Die Inhaltsstoffe der Ziegenmilch variieren
jedoch stark. Diese Abweichungen sind
vor allem von der Rasse, aber auch von
der Fütterung und dem Laktationsstadium
der Tiere abhängig.
Die Kohlenhydrate liegen in beiden Milcharten
jeweils als Laktose vor. Der nur
leicht niedrigere Laktosegehalt macht
Ziegenmilch für laktoseintolerante Personen
nicht verträglicher als Kuhmilch.
Besser verdaulich als Kuhmilch
Das Verhältnis von Kasein zu Molkenproteinen
ist mit ca. 80 zu 20% ungefähr
gleich wie bei Kuhmilch.

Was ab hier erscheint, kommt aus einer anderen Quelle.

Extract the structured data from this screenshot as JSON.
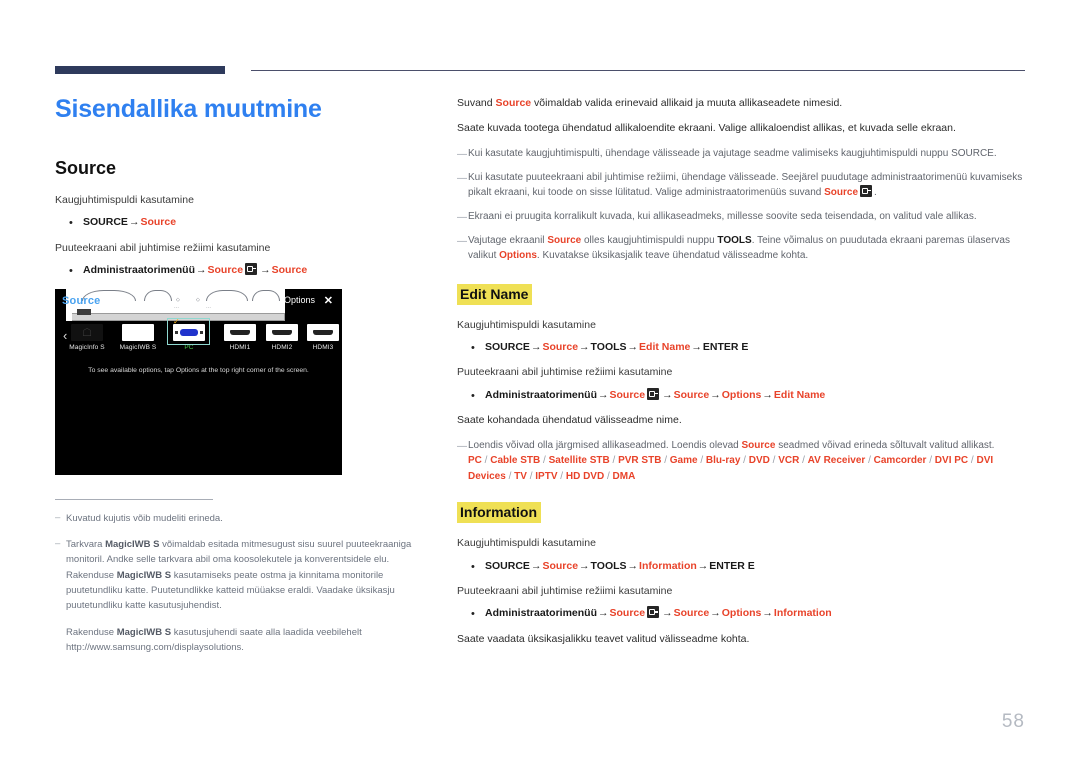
{
  "document": {
    "page_number": "58",
    "title": "Sisendallika muutmine"
  },
  "colors": {
    "title_blue": "#2f80f0",
    "accent_red": "#e8432a",
    "highlight_yellow": "#efe055",
    "rule_navy": "#2e3a5c",
    "note_gray": "#6d7480"
  },
  "left_column": {
    "section_title": "Source",
    "remote_heading": "Kaugjuhtimispuldi kasutamine",
    "remote_bullet": {
      "prefix": "SOURCE",
      "arrow": "→",
      "target": "Source"
    },
    "touch_heading": "Puuteekraani abil juhtimise režiimi kasutamine",
    "touch_bullet": {
      "prefix": "Administraatorimenüü",
      "arrow1": "→",
      "mid": "Source",
      "icon": "source-input-icon",
      "arrow2": "→",
      "target": "Source"
    },
    "screenshot": {
      "title": "Source",
      "options_label": "Options",
      "close_label": "✕",
      "nav_left": "‹",
      "nav_right": "›",
      "hint": "To see available options, tap Options at the top right corner of the screen.",
      "tiles": [
        {
          "label": "MagicInfo S",
          "type": "ghost",
          "selected": false
        },
        {
          "label": "MagicIWB S",
          "type": "plain",
          "selected": false
        },
        {
          "label": "PC",
          "type": "vga",
          "selected": true
        },
        {
          "label": "HDMI1",
          "type": "hdmi",
          "selected": false
        },
        {
          "label": "HDMI2",
          "type": "hdmi",
          "selected": false
        },
        {
          "label": "HDMI3",
          "type": "hdmi",
          "selected": false
        }
      ]
    },
    "footnotes": [
      {
        "dash": "–",
        "text": "Kuvatud kujutis võib mudeliti erineda."
      },
      {
        "dash": "–",
        "text_part_1": "Tarkvara ",
        "bold_1": "MagicIWB S",
        "text_part_2": " võimaldab esitada mitmesugust sisu suurel puuteekraaniga monitoril. Andke selle tarkvara abil oma koosolekutele ja konverentsidele elu. Rakenduse ",
        "bold_2": "MagicIWB S",
        "text_part_3": " kasutamiseks peate ostma ja kinnitama monitorile puutetundliku katte. Puutetundlikke katteid müüakse eraldi. Vaadake üksikasju puutetundliku katte kasutusjuhendist."
      }
    ],
    "footnote_sub": {
      "text_part_1": "Rakenduse ",
      "bold_1": "MagicIWB S",
      "text_part_2": " kasutusjuhendi saate alla laadida veebilehelt http://www.samsung.com/displaysolutions."
    }
  },
  "right_column": {
    "intro_1": {
      "pre": "Suvand ",
      "red": "Source",
      "post": " võimaldab valida erinevaid allikaid ja muuta allikaseadete nimesid."
    },
    "intro_2": "Saate kuvada tootega ühendatud allikaloendite ekraani. Valige allikaloendist allikas, et kuvada selle ekraan.",
    "notes": [
      {
        "dash": "—",
        "text": "Kui kasutate kaugjuhtimispulti, ühendage välisseade ja vajutage seadme valimiseks kaugjuhtimispuldi nuppu SOURCE."
      },
      {
        "dash": "—",
        "pre": "Kui kasutate puuteekraani abil juhtimise režiimi, ühendage välisseade. Seejärel puudutage administraatorimenüü kuvamiseks pikalt ekraani, kui toode on sisse lülitatud. Valige administraatorimenüüs suvand ",
        "red": "Source",
        "icon": "source-input-icon",
        "post": "."
      },
      {
        "dash": "—",
        "text": "Ekraani ei pruugita korralikult kuvada, kui allikaseadmeks, millesse soovite seda teisendada, on valitud vale allikas."
      },
      {
        "dash": "—",
        "pre": "Vajutage ekraanil ",
        "red": "Source",
        "mid": " olles kaugjuhtimispuldi nuppu ",
        "bold": "TOOLS",
        "mid2": ". Teine võimalus on puudutada ekraani paremas ülaservas valikut ",
        "red2": "Options",
        "post": ". Kuvatakse üksikasjalik teave ühendatud välisseadme kohta."
      }
    ],
    "edit_name": {
      "heading": "Edit Name",
      "remote_heading": "Kaugjuhtimispuldi kasutamine",
      "remote_bullet": {
        "p1": "SOURCE",
        "a1": "→",
        "p2": "Source",
        "a2": "→",
        "p3": "TOOLS",
        "a3": "→",
        "p4": "Edit Name",
        "a4": "→",
        "p5": "ENTER E"
      },
      "touch_heading": "Puuteekraani abil juhtimise režiimi kasutamine",
      "touch_bullet": {
        "p1": "Administraatorimenüü",
        "a1": "→",
        "p2": "Source",
        "icon": "source-input-icon",
        "a2": "→",
        "p3": "Source",
        "a3": "→",
        "p4": "Options",
        "a4": "→",
        "p5": "Edit Name"
      },
      "description": "Saate kohandada ühendatud välisseadme nime.",
      "note": {
        "dash": "—",
        "pre": "Loendis võivad olla järgmised allikaseadmed. Loendis olevad ",
        "red": "Source",
        "post": " seadmed võivad erineda sõltuvalt valitud allikast."
      },
      "device_list": [
        "PC",
        "Cable STB",
        "Satellite STB",
        "PVR STB",
        "Game",
        "Blu-ray",
        "DVD",
        "VCR",
        "AV Receiver",
        "Camcorder",
        "DVI PC",
        "DVI Devices",
        "TV",
        "IPTV",
        "HD DVD",
        "DMA"
      ],
      "device_list_separator": "/"
    },
    "information": {
      "heading": "Information",
      "remote_heading": "Kaugjuhtimispuldi kasutamine",
      "remote_bullet": {
        "p1": "SOURCE",
        "a1": "→",
        "p2": "Source",
        "a2": "→",
        "p3": "TOOLS",
        "a3": "→",
        "p4": "Information",
        "a4": "→",
        "p5": "ENTER E"
      },
      "touch_heading": "Puuteekraani abil juhtimise režiimi kasutamine",
      "touch_bullet": {
        "p1": "Administraatorimenüü",
        "a1": "→",
        "p2": "Source",
        "icon": "source-input-icon",
        "a2": "→",
        "p3": "Source",
        "a3": "→",
        "p4": "Options",
        "a4": "→",
        "p5": "Information"
      },
      "description": "Saate vaadata üksikasjalikku teavet valitud välisseadme kohta."
    }
  }
}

Ein wesentlicher Unterschied liegt
im tiefen Gehalt an αs1-Kasein in Ziegenmilch.
Je nach Genvariation enthält Ziegenmilch
sehr wenig bis überhaupt kein
αs1-Kasein. Dies führt dazu, dass Ziegenmilch
unter Säureeinwirkung in weichere
und kleinere Flocken ausfällt, die von
Protein spaltenden Enzymen besser
angegriffen und abgebaut werden. Endgültige
wissenschaftliche Beweise dazu
fehlen jedoch.
Die Fettsäurenzusammensetzung ist ein
weiterer Grund für die gute Verdaulichkeit.
Bei beiden Milcharten dominieren
die gesättigten Fettsäuren, gefolgt von
den einfach ungesättigten und einem
kleinen Teil mehrfach ungesättigte Fettsäuren.
Der Hauptunterschied liegt in der Kettenlänge
der Fettsäuren. Ein hoher Anteil an
kurz- und mittelkettigen Fettsäuren
zeichnet das Fett der Ziegenmilch aus.
Dies ist auf den mehr als doppelt so
hohen Wert an Caprinsäure zurückzuführen.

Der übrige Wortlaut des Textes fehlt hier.